Он крался к лагерю крестоносцев, припадая к земле, подтягиваясь на руках и беспомощно волоча увечную ногу. Задохнувшись, остановился, разглядел в отсветах костров двигавшиеся фигуры и решил, что стервятник расположился в шатре в центре лагеря. Внезапно пришла мысль: прячась, он только привлекает к себе внимание. Калека поднялся.
– Пойду, будто я свой, – сказал он себе и медленно двинулся к большой палатке; монсеньор Рехин Анкиляр принимал в ней священников, облачался в пурпур для оглашения приговоров и спал по ночам.
– Эй, приятель! – обратился калека к сидевшему у костра человеку. – Сигаретки не найдется?
– У меня только три штуки осталось, а потом курева не достанешь в этой проклятой богом дыре, – ответил тот.
– Ладно, не надо.
Стараясь, чтобы не замечалась хромота, калека кружил вокруг своей добычи, подбираясь все ближе. Вдруг замер от огорчения – перед входом в шатер стоял часовой. Чтобы не вызывать подозрений, калека двинулся дальше и почти миновал часового, но вернулся, будто вспомнив, что хотел спросить. Подражая охраннику у костра, он проговорил:
– В этой проклятой богом дыре закурить, конечно, не найдется?
Часовой приложил к губам палец и показал на шатер – дескать, монсеньор там, говори тише. Калека приблизился, наклонился к охраннику, делая вид, что хочет переспросить шепотом, и резко воткнул в него снизу нож; изогнутое лезвие прошло меж ребер и пронзило сердце.

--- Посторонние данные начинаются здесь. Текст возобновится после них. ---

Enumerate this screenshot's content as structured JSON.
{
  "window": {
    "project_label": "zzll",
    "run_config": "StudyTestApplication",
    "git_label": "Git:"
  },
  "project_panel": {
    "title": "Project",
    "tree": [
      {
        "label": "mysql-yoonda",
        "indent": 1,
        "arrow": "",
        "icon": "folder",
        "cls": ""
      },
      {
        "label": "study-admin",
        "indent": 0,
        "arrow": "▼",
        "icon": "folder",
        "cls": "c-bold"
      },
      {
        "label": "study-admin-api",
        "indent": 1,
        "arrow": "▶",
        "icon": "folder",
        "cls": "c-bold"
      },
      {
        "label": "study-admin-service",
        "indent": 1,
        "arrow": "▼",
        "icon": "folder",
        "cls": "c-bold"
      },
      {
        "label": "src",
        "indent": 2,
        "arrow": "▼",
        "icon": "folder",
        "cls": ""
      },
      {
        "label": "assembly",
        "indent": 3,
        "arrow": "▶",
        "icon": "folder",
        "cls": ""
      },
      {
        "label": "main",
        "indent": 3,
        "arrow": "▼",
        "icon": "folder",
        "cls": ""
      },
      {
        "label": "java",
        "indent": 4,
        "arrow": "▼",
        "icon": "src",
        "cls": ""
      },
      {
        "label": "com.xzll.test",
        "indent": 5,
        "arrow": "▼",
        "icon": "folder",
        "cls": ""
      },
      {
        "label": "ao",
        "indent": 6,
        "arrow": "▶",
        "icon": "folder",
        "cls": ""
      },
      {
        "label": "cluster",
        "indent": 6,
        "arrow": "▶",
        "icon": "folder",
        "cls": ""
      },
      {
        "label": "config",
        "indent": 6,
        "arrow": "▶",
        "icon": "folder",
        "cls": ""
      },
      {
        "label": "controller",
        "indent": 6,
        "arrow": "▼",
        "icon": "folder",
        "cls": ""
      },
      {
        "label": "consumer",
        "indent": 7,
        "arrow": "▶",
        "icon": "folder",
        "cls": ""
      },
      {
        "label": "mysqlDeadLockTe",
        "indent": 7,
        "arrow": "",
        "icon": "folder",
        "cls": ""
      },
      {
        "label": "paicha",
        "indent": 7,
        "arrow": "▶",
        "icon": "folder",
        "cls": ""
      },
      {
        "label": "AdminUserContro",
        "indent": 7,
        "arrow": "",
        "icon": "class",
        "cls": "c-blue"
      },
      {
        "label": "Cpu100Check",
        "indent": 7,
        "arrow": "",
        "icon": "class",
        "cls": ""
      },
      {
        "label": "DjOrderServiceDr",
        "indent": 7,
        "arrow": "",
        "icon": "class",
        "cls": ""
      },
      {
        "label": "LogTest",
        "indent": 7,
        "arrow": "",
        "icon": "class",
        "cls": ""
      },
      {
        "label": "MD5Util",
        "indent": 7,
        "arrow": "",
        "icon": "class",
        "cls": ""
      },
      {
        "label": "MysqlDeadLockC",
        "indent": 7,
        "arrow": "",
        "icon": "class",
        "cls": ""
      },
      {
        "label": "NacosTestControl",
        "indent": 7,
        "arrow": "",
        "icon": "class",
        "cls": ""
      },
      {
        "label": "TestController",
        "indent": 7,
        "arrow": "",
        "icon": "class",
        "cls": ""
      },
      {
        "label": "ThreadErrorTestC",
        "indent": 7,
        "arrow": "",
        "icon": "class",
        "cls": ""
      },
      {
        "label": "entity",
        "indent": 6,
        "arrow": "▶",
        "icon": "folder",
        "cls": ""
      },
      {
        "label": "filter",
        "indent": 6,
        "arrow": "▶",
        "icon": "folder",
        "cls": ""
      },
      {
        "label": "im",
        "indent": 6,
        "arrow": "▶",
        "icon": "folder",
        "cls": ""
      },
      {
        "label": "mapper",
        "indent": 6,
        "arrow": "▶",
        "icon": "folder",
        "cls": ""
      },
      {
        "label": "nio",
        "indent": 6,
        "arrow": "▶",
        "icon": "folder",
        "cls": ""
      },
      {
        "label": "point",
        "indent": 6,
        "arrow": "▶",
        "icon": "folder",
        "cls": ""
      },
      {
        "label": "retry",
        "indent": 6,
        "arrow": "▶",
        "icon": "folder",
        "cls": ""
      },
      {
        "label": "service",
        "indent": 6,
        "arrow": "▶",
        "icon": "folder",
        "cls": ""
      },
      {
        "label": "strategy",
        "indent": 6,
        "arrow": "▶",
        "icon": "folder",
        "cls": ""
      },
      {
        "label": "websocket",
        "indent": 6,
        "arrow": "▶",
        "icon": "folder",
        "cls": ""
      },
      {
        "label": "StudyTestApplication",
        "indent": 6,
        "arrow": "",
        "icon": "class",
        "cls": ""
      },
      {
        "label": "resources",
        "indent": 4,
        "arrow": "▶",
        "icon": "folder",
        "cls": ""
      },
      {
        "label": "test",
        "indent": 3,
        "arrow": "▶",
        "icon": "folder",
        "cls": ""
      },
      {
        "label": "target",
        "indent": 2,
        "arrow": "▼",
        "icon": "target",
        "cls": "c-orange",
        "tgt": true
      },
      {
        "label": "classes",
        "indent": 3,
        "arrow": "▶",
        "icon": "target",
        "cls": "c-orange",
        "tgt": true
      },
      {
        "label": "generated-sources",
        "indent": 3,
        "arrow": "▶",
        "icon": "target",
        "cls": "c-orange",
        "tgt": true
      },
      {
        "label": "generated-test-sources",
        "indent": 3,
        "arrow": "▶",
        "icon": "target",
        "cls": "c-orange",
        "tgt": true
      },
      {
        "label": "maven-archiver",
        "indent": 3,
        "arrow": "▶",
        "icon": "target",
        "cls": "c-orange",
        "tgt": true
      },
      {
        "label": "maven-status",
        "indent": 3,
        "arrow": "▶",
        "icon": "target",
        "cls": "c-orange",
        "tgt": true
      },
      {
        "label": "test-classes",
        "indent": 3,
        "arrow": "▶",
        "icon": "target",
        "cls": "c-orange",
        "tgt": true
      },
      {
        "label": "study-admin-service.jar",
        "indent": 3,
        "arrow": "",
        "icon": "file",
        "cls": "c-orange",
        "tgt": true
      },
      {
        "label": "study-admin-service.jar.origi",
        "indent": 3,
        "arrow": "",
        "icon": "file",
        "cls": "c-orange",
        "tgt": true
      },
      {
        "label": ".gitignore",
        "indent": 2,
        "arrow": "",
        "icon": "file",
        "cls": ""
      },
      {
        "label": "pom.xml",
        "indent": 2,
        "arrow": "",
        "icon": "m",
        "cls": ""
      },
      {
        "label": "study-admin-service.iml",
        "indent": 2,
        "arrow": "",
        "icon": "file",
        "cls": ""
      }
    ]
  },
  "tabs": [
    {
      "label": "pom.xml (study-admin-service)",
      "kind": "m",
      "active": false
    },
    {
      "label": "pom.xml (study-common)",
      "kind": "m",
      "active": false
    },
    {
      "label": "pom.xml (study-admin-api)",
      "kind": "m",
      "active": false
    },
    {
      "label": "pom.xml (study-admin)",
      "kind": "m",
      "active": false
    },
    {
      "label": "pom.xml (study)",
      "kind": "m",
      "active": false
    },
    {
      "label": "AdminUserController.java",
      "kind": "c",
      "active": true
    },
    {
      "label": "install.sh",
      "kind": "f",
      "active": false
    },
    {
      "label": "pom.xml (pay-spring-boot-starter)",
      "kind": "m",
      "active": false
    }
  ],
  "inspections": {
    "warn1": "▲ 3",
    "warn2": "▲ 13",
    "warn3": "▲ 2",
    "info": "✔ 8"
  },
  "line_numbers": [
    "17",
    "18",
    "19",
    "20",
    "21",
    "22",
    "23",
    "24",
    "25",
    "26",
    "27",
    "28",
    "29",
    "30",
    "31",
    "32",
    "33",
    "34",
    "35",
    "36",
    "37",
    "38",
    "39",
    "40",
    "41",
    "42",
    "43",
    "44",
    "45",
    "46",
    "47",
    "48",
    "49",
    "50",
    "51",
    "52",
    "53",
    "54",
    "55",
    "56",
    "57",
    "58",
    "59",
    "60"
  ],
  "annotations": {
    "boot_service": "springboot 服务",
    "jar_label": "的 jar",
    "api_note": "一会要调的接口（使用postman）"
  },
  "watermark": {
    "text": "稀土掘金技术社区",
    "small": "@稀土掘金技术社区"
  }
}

Часовой, хватаясь за воздух, стал заваливаться набок, точно от удара в лицо, а калека отбросил брезент и вошел. В палатке было темно, хоть глаз выколи; на мгновенье растерявшегося калеку парализовал страх: он не мог сообразить, куда двинуться. Но тут сбоку раздался каркающий голос, который ни с чем не спутаешь:
– Кто здесь? Валентино, это ты?
– Я, – ответил калека, стараясь подражать голосу священника, казавшегося таким простачком. – Вы где? Ничего не вижу.
– Я здесь, – сказал монсеньор, нашаривая спички, чтобы зажечь лампу у кровати.
В неверном свете вспыхнувшей спички будущая жертва увидела изуродованное лицо: как будто знакомое, но чье – не вспомнишь. Мгновенье они смотрели друг другу в глаза, а потом монсеньор заметил нож, с которого капала кровь. Анкиляр вскочил с койки, схватил подушку и, съежившись, прикрылся ею в надежде, что она отразит удары ножа.
Глаза привыкли к сырому мраку шатра, и калека крепче стиснул в руке нож.
– Помнишь Сибилу? – спросил он.
– Какую Сибилу?!
– Ты мучил ее, а потом сжег, помнишь?
– Как я могу помнить?!
– Ах да! У тебя ведь много таких было.
Выставив нож, калека приближался к Анкиляру и почти навис над своей жертвой. В один миг монсеньор постиг беспредельный ужас неотвратимой смерти; вытаращив глаза и откинув голову, он подвывал от страха и защищался подушкой. Он почувствовал, как свело живот и потекло по ногам.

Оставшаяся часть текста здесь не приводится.